Protracted conflict and related instability continue to dominate in Libya, with shifts in contact lines in 2020 leading to one of the largest displacement spikes documented since 2011.1 Despite an official ceasefire agreement in October, the situation in several areas such as Sirt remains tense and independent militias continue to be active. 2,3 An oil blockade instated in January and lasting until September deepened the economic crisis in the country, further exacerbating the liquidity shortage that has characterised the Libyan market since conflict in 2014 reduced government revenues and cash flows, and deepened mistrust in the banking system. 4,5 This protracted economic and political crisis has restricted access to cash for households, which in the cash based economy has an impact on the ability of households to meet their basic needs. 6,7Within this already complex humanitarian context, COVID19 reached Libya in March, putting additional pressure on the economy, the labour market and a health system particularly susceptible to conflict related violence. 8,9,10 As COVID-19 spread throughout the country, health facilities continued to come under attack, with at least 25 facilities affected by violence by May 2020.In this context, the United Nations Office for the Coordination of Humanitarian Affairs (OCHA) with support from REACH and with extensive input from all active sectors and working groups in Libya, conducted a country wide Multi-Sector Needs Assessment (MSNA) at mantika level (admin level 2) in Libya. The primary purpose of the assessment was to inform 2021 humanitarian response planning and support a targeted and evidence-based humanitarian response. Data from the 2020 MSNA has been used to feed into the 2021 Humanitarian Needs Overview (HNO).
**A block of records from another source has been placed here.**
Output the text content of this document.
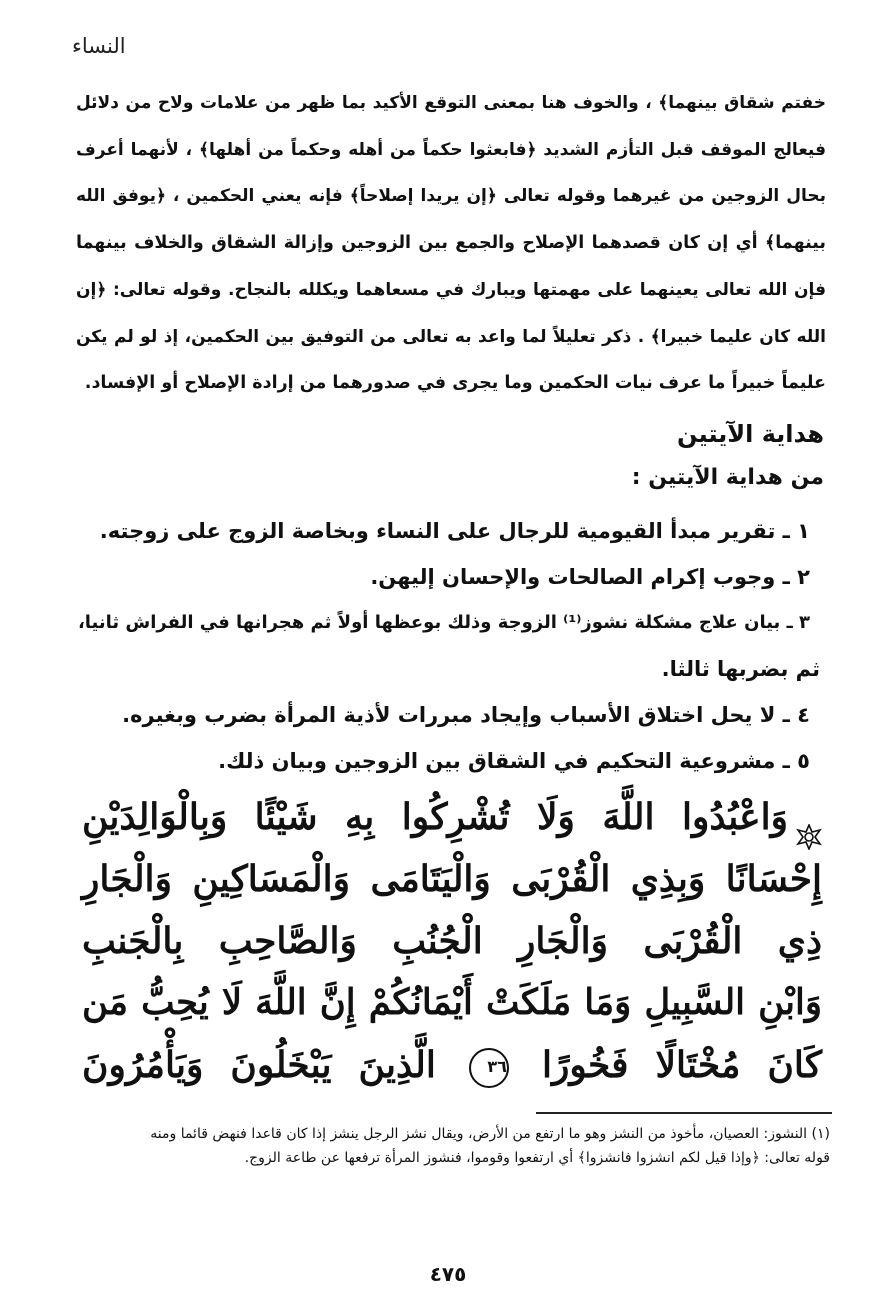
النساء
خفتم شقاق بينهما﴾ ، والخوف هنا بمعنى التوقع الأكيد بما ظهر من علامات ولاح من دلائل
فيعالج الموقف قبل التأزم الشديد ﴿فابعثوا حكماً من أهله وحكماً من أهلها﴾ ، لأنهما أعرف
بحال الزوجين من غيرهما وقوله تعالى ﴿إن يريدا إصلاحاً﴾ فإنه يعني الحكمين ، ﴿يوفق الله
بينهما﴾ أي إن كان قصدهما الإصلاح والجمع بين الزوجين وإزالة الشقاق والخلاف بينهما
فإن الله تعالى يعينهما على مهمتها ويبارك في مسعاهما ويكلله بالنجاح. وقوله تعالى: ﴿إن
الله كان عليما خبيرا﴾ . ذكر تعليلاً لما واعد به تعالى من التوفيق بين الحكمين، إذ لو لم يكن
عليماً خبيراً ما عرف نيات الحكمين وما يجرى في صدورهما من إرادة الإصلاح أو الإفساد.
هداية الآيتين
من هداية الآيتين :
١ ـ تقرير مبدأ القيومية للرجال على النساء وبخاصة الزوج على زوجته.
٢ ـ وجوب إكرام الصالحات والإحسان إليهن.
٣ ـ بيان علاج مشكلة نشوز⁽¹⁾ الزوجة وذلك بوعظها أولاً ثم هجرانها في الفراش ثانيا،
ثم بضربها ثالثا.
٤ ـ لا يحل اختلاق الأسباب وإيجاد مبررات لأذية المرأة بضرب وبغيره.
٥ ـ مشروعية التحكيم في الشقاق بين الزوجين وبيان ذلك.
وَاعْبُدُوا اللَّهَ وَلَا تُشْرِكُوا بِهِ شَيْئًا وَبِالْوَالِدَيْنِ
إِحْسَانًا وَبِذِي الْقُرْبَى وَالْيَتَامَى وَالْمَسَاكِينِ وَالْجَارِ
ذِي الْقُرْبَى وَالْجَارِ الْجُنُبِ وَالصَّاحِبِ بِالْجَنبِ
وَابْنِ السَّبِيلِ وَمَا مَلَكَتْ أَيْمَانُكُمْ إِنَّ اللَّهَ لَا يُحِبُّ مَن
كَانَ مُخْتَالًا فَخُورًا ٣٦ الَّذِينَ يَبْخَلُونَ وَيَأْمُرُونَ
(١) النشوز: العصيان، مأخوذ من النشز وهو ما ارتفع من الأرض، ويقال نشز الرجل ينشز إذا كان قاعدا فنهض قائما ومنه
قوله تعالى: ﴿وإذا قيل لكم انشزوا فانشزوا﴾ أي ارتفعوا وقوموا، فنشوز المرأة ترفعها عن طاعة الزوج.
٤٧٥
The assessment consisted of a quantitative and a qualitative component. Quantitative data collection took place between 24 June and 14 August 2020 and consisted of 6,061 household surveys. The sample was stratified on mantika and displacement status, with sampling quotas for non-displaced, IDP, and returnee populations for each mantika. Due to the operating environment in light of COVID-19, all household surveys were conducted over the phone. Phone numbers were sourced from respondent referrals and contact lists from organizations active in Libya.
The sampling strategy used was a non-probability sampling approach, using minimum quotas per mantika and displacement status. Therefore, the findings cannot be taken as statistically representative at mantika level (admin level 2); as far as possible, biases in the data were identified and mitigated through triangulation with local actors and qualitative data collection, while any outlying data was removed. Qualitative data collection consisted of 93 key informant interviews (KIIs) and took place during November and December. The topic and location of KIIs was informed by findings from the quantitative data. In addition, two focus group discussions (FGDs) with women were conducted in Sebha on the topic of gender-based violence (GBV) by the International Medical Corps (IMC)12, and a series of online FGDs were conducted in coordination with the Food Security Sector to update the consumptionbased coping strategies index (CSI), as part of a complementary output to the MSNA. All findings were contextualized and triangulated with secondary sources.